Accuracy of a raw saliva-based COVID-19 RT-LAMP diagnostic assay

The Severe Acute Respiratory Syndrome Coronavirus-2 (SARS-CoV-2) pandemic demanded rapid diagnosis to isolate new COVID-19 cases and prevent disease transmission. Quantitative Real-Time Polymerase Chain Reaction (qRT-PCR) rapidly became the gold standard for diagnosis. However, due to the high cost and delay of the results, other types of diagnosis were implemented, such as COVID-19 Ag Rapid Tests and Reverse Transcription Technique followed by Loop-Mediated isothermal Amplification (RT-LAMP). In this work, we validated the use of RT-LAMP in saliva samples rather than nasopharyngeal swabs, as the collection is more comfortable. First, we selected 5 primer sets based on the limit of detection for SARS-CoV-2 RNA, then validated their sensitivity and specificity in patient samples. A total of 117 samples were analyzed by fluorometric RT-LAMP and compared with qRT-PCR results.

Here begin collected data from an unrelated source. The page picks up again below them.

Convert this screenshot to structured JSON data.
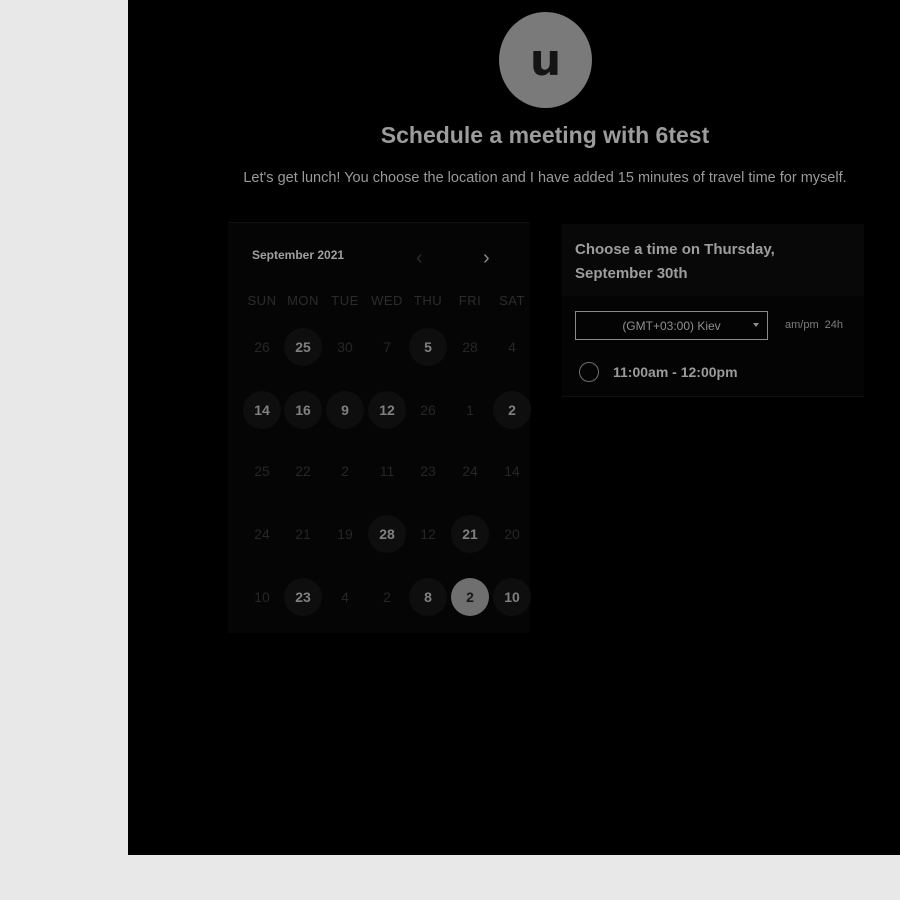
{
  "host": {
    "avatar_initial": "u",
    "title": "Schedule a meeting with 6test",
    "description": "Let's get lunch! You choose the location and I have added 15 minutes of travel time for myself."
  },
  "calendar": {
    "month_label": "September 2021",
    "weekdays": [
      "SUN",
      "MON",
      "TUE",
      "WED",
      "THU",
      "FRI",
      "SAT"
    ],
    "weeks": [
      [
        {
          "day": "26",
          "state": "unavailable"
        },
        {
          "day": "25",
          "state": "available"
        },
        {
          "day": "30",
          "state": "unavailable"
        },
        {
          "day": "7",
          "state": "unavailable"
        },
        {
          "day": "5",
          "state": "available"
        },
        {
          "day": "28",
          "state": "unavailable"
        },
        {
          "day": "4",
          "state": "unavailable"
        }
      ],
      [
        {
          "day": "14",
          "state": "available"
        },
        {
          "day": "16",
          "state": "available"
        },
        {
          "day": "9",
          "state": "available"
        },
        {
          "day": "12",
          "state": "available"
        },
        {
          "day": "26",
          "state": "unavailable"
        },
        {
          "day": "1",
          "state": "unavailable"
        },
        {
          "day": "2",
          "state": "available"
        }
      ],
      [
        {
          "day": "25",
          "state": "unavailable"
        },
        {
          "day": "22",
          "state": "unavailable"
        },
        {
          "day": "2",
          "state": "unavailable"
        },
        {
          "day": "11",
          "state": "unavailable"
        },
        {
          "day": "23",
          "state": "unavailable"
        },
        {
          "day": "24",
          "state": "unavailable"
        },
        {
          "day": "14",
          "state": "unavailable"
        }
      ],
      [
        {
          "day": "24",
          "state": "unavailable"
        },
        {
          "day": "21",
          "state": "unavailable"
        },
        {
          "day": "19",
          "state": "unavailable"
        },
        {
          "day": "28",
          "state": "available"
        },
        {
          "day": "12",
          "state": "unavailable"
        },
        {
          "day": "21",
          "state": "available"
        },
        {
          "day": "20",
          "state": "unavailable"
        }
      ],
      [
        {
          "day": "10",
          "state": "unavailable"
        },
        {
          "day": "23",
          "state": "available"
        },
        {
          "day": "4",
          "state": "unavailable"
        },
        {
          "day": "2",
          "state": "unavailable"
        },
        {
          "day": "8",
          "state": "available"
        },
        {
          "day": "2",
          "state": "selected"
        },
        {
          "day": "10",
          "state": "available"
        }
      ]
    ]
  },
  "times": {
    "heading": "Choose a time on Thursday, September 30th",
    "timezone": "(GMT+03:00) Kiev",
    "format_ampm": "am/pm",
    "format_24h": "24h",
    "slots": [
      "11:00am - 12:00pm"
    ]
  }
}
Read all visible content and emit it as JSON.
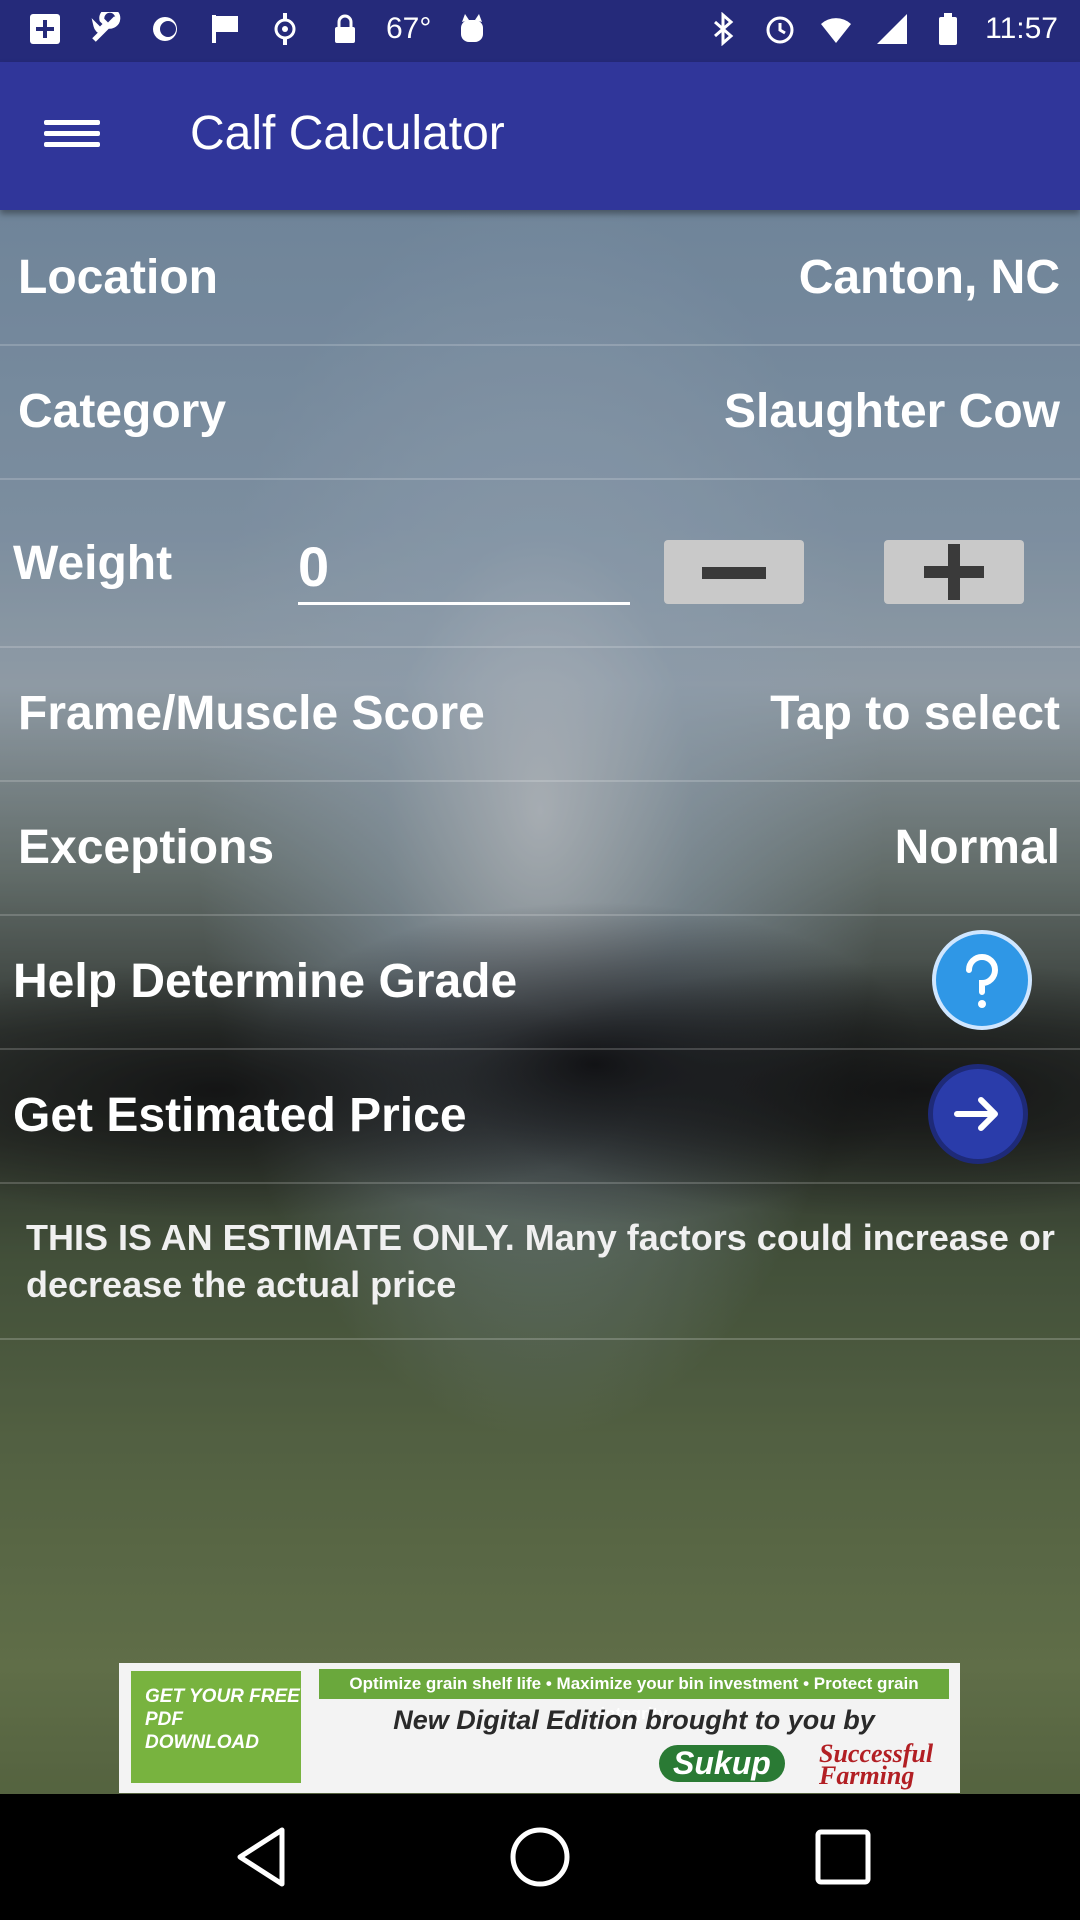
{
  "status_bar": {
    "time": "11:57",
    "temperature": "67°",
    "left_icons": [
      "add-box-icon",
      "wrench-icon",
      "brightness-icon",
      "flag-icon",
      "fake-gps-icon",
      "lock-icon",
      "temperature-icon",
      "cat-icon"
    ],
    "right_icons": [
      "bluetooth-icon",
      "alarm-icon",
      "wifi-icon",
      "signal-icon",
      "battery-icon"
    ]
  },
  "app_bar": {
    "title": "Calf Calculator",
    "menu_icon": "hamburger-menu-icon",
    "background": "#30369a"
  },
  "form": {
    "location": {
      "label": "Location",
      "value": "Canton, NC"
    },
    "category": {
      "label": "Category",
      "value": "Slaughter Cow"
    },
    "weight": {
      "label": "Weight",
      "value": "0"
    },
    "frame_muscle": {
      "label": "Frame/Muscle Score",
      "value": "Tap to select"
    },
    "exceptions": {
      "label": "Exceptions",
      "value": "Normal"
    },
    "help_grade": {
      "label": "Help Determine Grade",
      "icon": "help-icon"
    },
    "estimated_price": {
      "label": "Get Estimated Price",
      "icon": "arrow-right-icon"
    }
  },
  "disclaimer": "THIS IS AN ESTIMATE ONLY. Many factors could increase or decrease the actual price",
  "ad": {
    "left_text": "GET YOUR FREE PDF DOWNLOAD",
    "top_text": "Optimize grain shelf life • Maximize your bin investment • Protect grain integrity",
    "middle_text": "New Digital Edition brought to you by",
    "brand1": "Sukup",
    "brand2": "Successful Farming"
  },
  "nav_bar": {
    "icons": [
      "back-icon",
      "home-icon",
      "recent-apps-icon"
    ]
  }
}
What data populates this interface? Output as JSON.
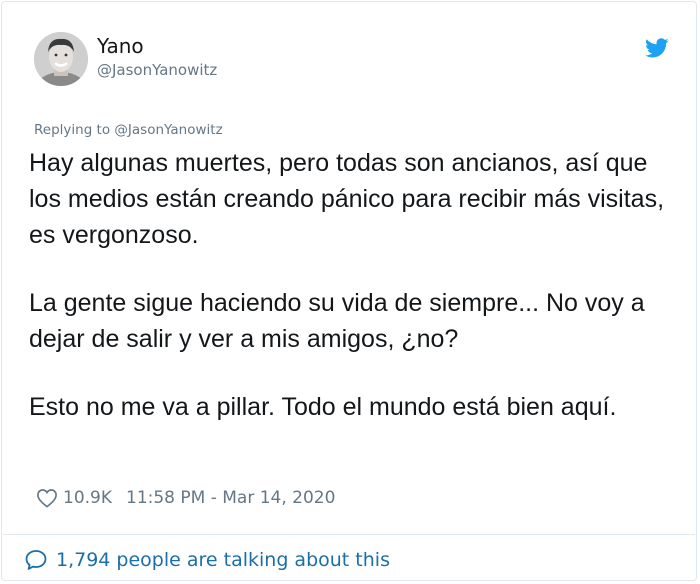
{
  "author": {
    "name": "Yano",
    "handle": "@JasonYanowitz"
  },
  "icons": {
    "brand": "twitter-bird-icon",
    "like": "heart-icon",
    "conversation": "speech-bubble-icon"
  },
  "colors": {
    "twitter_blue": "#1da1f2",
    "secondary_text": "#657786",
    "link": "#1b6fa8"
  },
  "tweet": {
    "replying_to": "Replying to @JasonYanowitz",
    "paragraphs": [
      "Hay algunas muertes, pero todas son ancianos, así que los medios están creando pánico para recibir más visitas, es vergonzoso.",
      "La gente sigue haciendo su vida de siempre... No voy a dejar de salir y ver a mis amigos, ¿no?",
      "Esto no me va a pillar. Todo el mundo está bien aquí."
    ],
    "likes": "10.9K",
    "timestamp": "11:58 PM - Mar 14, 2020"
  },
  "footer": {
    "talking": "1,794 people are talking about this"
  }
}
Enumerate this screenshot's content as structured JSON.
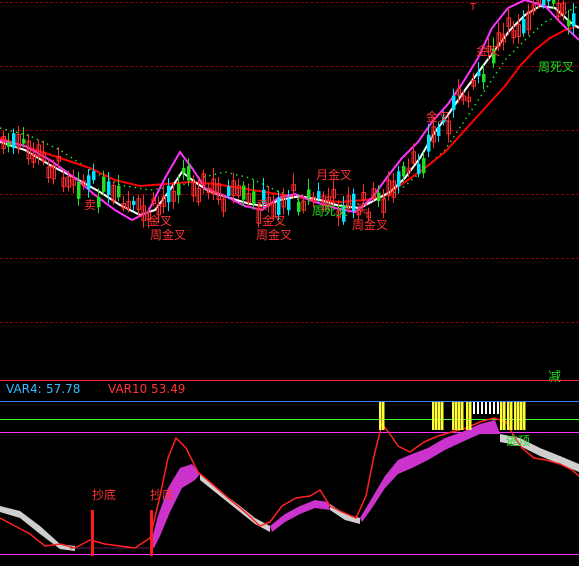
{
  "main": {
    "signals": {
      "golden_cross": "金叉",
      "month_golden_cross": "月金叉",
      "week_golden_cross": "周金叉",
      "week_death_cross": "周死叉",
      "sell_short": "卖",
      "buy_short": "买"
    },
    "minus_marker": "减",
    "top_marker": "T"
  },
  "indicator": {
    "var4_label": "VAR4:",
    "var4_value": "57.78",
    "var10_label": "VAR10",
    "var10_value": "53.49",
    "bottom_label_1": "抄底",
    "bottom_label_2": "抄底",
    "top_label": "逃顶"
  },
  "colors": {
    "up_candle": "#ff2a2a",
    "down_candle": "#00e5ff",
    "green_candle": "#22dd22",
    "ma_white": "#ffffff",
    "ma_magenta": "#ff33ff",
    "ma_red": "#ff0000",
    "dotted_green": "#22dd22",
    "signal_yellow": "#ffff33",
    "ribbon_magenta": "#cc33cc",
    "ribbon_gray": "#cfcfcf"
  }
}
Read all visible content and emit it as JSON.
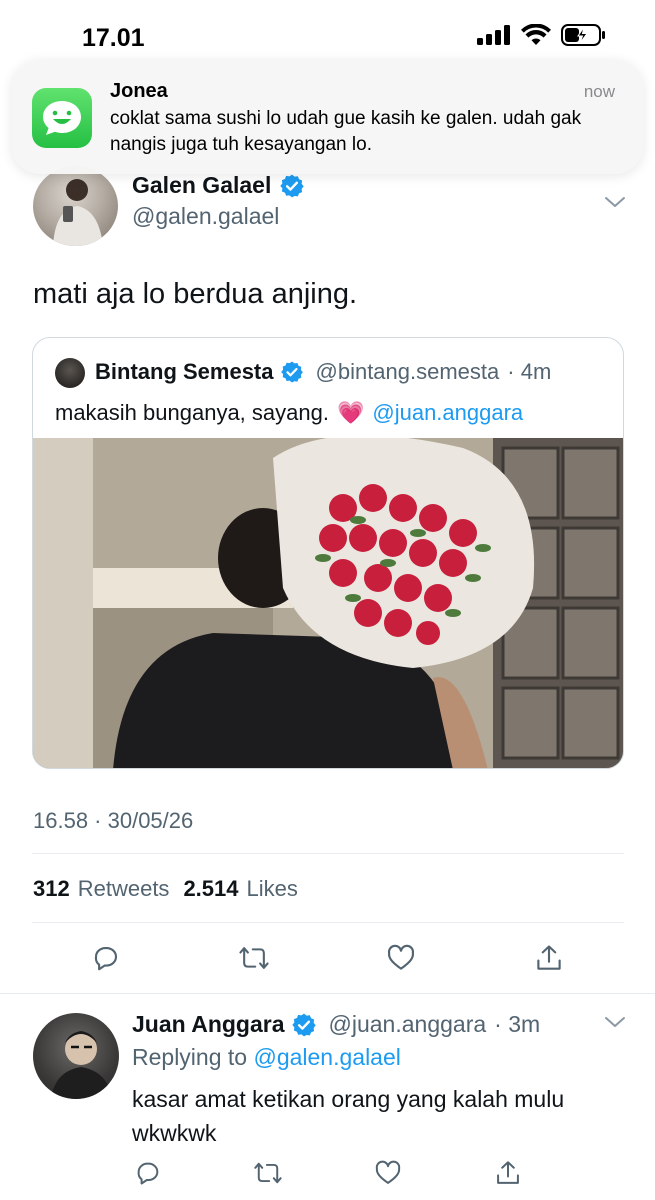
{
  "status_bar": {
    "time": "17.01"
  },
  "notification": {
    "app": "Jonea",
    "time": "now",
    "body": "coklat sama sushi lo udah gue kasih ke galen. udah gak nangis juga tuh kesayangan lo.",
    "icon": "chat-bubble-icon"
  },
  "tweet": {
    "author_name": "Galen Galael",
    "author_handle": "@galen.galael",
    "text": "mati aja lo berdua anjing.",
    "timestamp": "16.58 · 30/05/26",
    "retweets": "312",
    "retweets_label": "Retweets",
    "likes": "2.514",
    "likes_label": "Likes"
  },
  "quoted": {
    "author_name": "Bintang Semesta",
    "author_handle": "@bintang.semesta",
    "age": "· 4m",
    "text": "makasih bunganya, sayang.",
    "emoji": "💗",
    "mention": "@juan.anggara"
  },
  "reply": {
    "author_name": "Juan Anggara",
    "author_handle": "@juan.anggara",
    "age": "· 3m",
    "replying_label": "Replying to",
    "replying_to": "@galen.galael",
    "text": "kasar amat ketikan orang yang kalah mulu wkwkwk"
  },
  "colors": {
    "accent": "#1d9bf0",
    "muted": "#536471",
    "verified": "#1d9bf0"
  }
}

Our results show that the use of a high-sensitive primer ORF1-a, together with a low-sensitive primer set Gene E (time to threshold of 22.9 and 36.4 minutes, respectively, using 200 copies of viral RNA), achieved sensitivity in purified RNA from saliva samples of 95.2% (95% CI 76.1‒99.8) with 90.5% specificity (95% CI 69.6‒98.8) (n = 42).As RNA purification increases the turnaround time, we tested the outcome of RT-LAMP utilizing raw saliva samples without purification. The test achieved a sensitivity of 81.8% (95% CI 59.7‒94.8) and a specificity of 90.9% (95% CI 70.8‒98.8). As a result, the accuracy of 92.9% (95% CI 80.5‒98.5) in purified RNA-saliva samples was lowered to an acceptable level of 86.4% (95% CI 72.6‒94.8) in raw saliva. Although mass vaccination has been implemented, new strains and low vaccination progress helped to spread COVID-19. This study shows that it is feasible to track new COVID-19 cases in a large population with the use of raw saliva as sample in RT-LAMP assay which yields accurate results and offers a less invasive test.